The Complete Peanuts 1959-1960: Vol. 5 Hardcover Edition

Charles M. Schulz

As the first decade of Peanuts closes, it seems only fitting to bid farewell to that halcyon decade with a cover starring Patty, one of the original three Peanuts. Major new additions to classic Peanuts lore come fast and furious here. Snoopy begins to take up residence atop his doghouse, and his repertoire of impressions increases exponentially. Lucy sets up her booth and offers her first five-cent psychiatric counsel. (Her advice to a forlorn Charlie Brown: "Get over it.") For the very first time, Linus spends all night in the pumpkin patch on his lonely vigil for the Great Pumpkin (although he laments that he was a victim of "false doctrine," he's back 12 months later). Linus also gets into repeated, and visually explosive, scuffles with a blanket-stealing Snoopy, suffers the first depredations of his blanket-hating grandmother, and falls in love with his new teacher Miss Othmar. Even more importantly, several years after the last addition to the cast ("Pig-Pen"), Charlie Brown's sister Sally makes her appearance--first as an (off-panel) brand new baby for Charlie to gush over, then as a toddler and eventually a real, talking, thinking cast member. (By the end of this volume, she'll already start developing her crush on Linus.) All this, and one of the most famous Peanuts strips ever: "Happiness is a warm puppy." Almost one hundred of the 731 strips collected in this volume (including many Sundays) have never been collected in any book since their original release, with one hundred more having been collected only once in relatively obscure and now impossible-to-find books; in other words, close to one quarter of the strips have never been seen by anyone but the most avid Peanuts completists.

The introduction is by comedienne extraordinaire Whoopi Goldberg, who reveals which Peanuts character she has tattooed on her body (and where)--as well as telling of her meeting with "Sparky" Schulz, and her fascinating theory on Snoopy's brother Spike. As always, this volume is gorgeously designed by award-winning cartoonist Seth. The Complete Peanuts continues to receive national and international media attention for its sophisticated treatment of one of the 20th Century's defining American classics.

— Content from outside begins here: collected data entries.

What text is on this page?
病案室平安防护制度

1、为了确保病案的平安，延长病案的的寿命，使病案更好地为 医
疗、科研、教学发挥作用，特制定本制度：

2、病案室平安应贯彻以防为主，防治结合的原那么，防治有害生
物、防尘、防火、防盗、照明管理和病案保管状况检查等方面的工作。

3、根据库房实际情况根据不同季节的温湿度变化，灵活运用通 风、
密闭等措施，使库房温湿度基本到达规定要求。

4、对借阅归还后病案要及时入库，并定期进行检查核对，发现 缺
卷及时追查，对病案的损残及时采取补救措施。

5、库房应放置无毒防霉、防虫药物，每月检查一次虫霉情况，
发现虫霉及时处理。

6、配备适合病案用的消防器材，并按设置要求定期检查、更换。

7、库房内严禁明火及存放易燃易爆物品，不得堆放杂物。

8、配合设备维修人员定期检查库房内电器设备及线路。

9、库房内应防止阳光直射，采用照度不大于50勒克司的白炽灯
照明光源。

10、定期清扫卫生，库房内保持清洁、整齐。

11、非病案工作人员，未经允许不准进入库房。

A 2007 Eisner Award winner: Best Archival Collection/Project: Strips; a 2007 Harvey Award winner: Best Domestic Reprint Project.

Book Details

  • Publisher: Fantagraphics Books
  • Publish Date: May 1st, 2006
  • Pages: 344
  • Language: English
  • Edition: undefined - undefined
  • Dimensions: 6.82in - 8.68in - 1.34in - 2.02lb
  • EAN: 9781560976714
  • Recommended age: 11-15
  • Categories: Form - Comic Strips & Cartoons

About the Author

Goldberg, Whoopi: - Whoopi Goldberg is a household name; she's one of the few people to have won an Emmy, Grammy, Oscar, and a Tony. She currently hosts the talk show The View.
Schulz, Charles M.: -

Charles M. Schulz was born November 25, 1922, in Minneapolis. His destiny was foreshadowed when an uncle gave him, at the age of two days, the nickname Sparky (after the racehorse Spark Plug in the newspaper strip Barney Google). His ambition from a young age was to be a cartoonist and his first success was selling 17 cartoons to the Saturday Evening Post between 1948 and 1950. He also sold a weekly comic feature called Li'l Folks to the local St. Paul Pioneer Press. After writing and drawing the feature for two years, Schulz asked for a better location in the paper or for daily exposure, as well as a raise. When he was turned down on all three counts, he quit.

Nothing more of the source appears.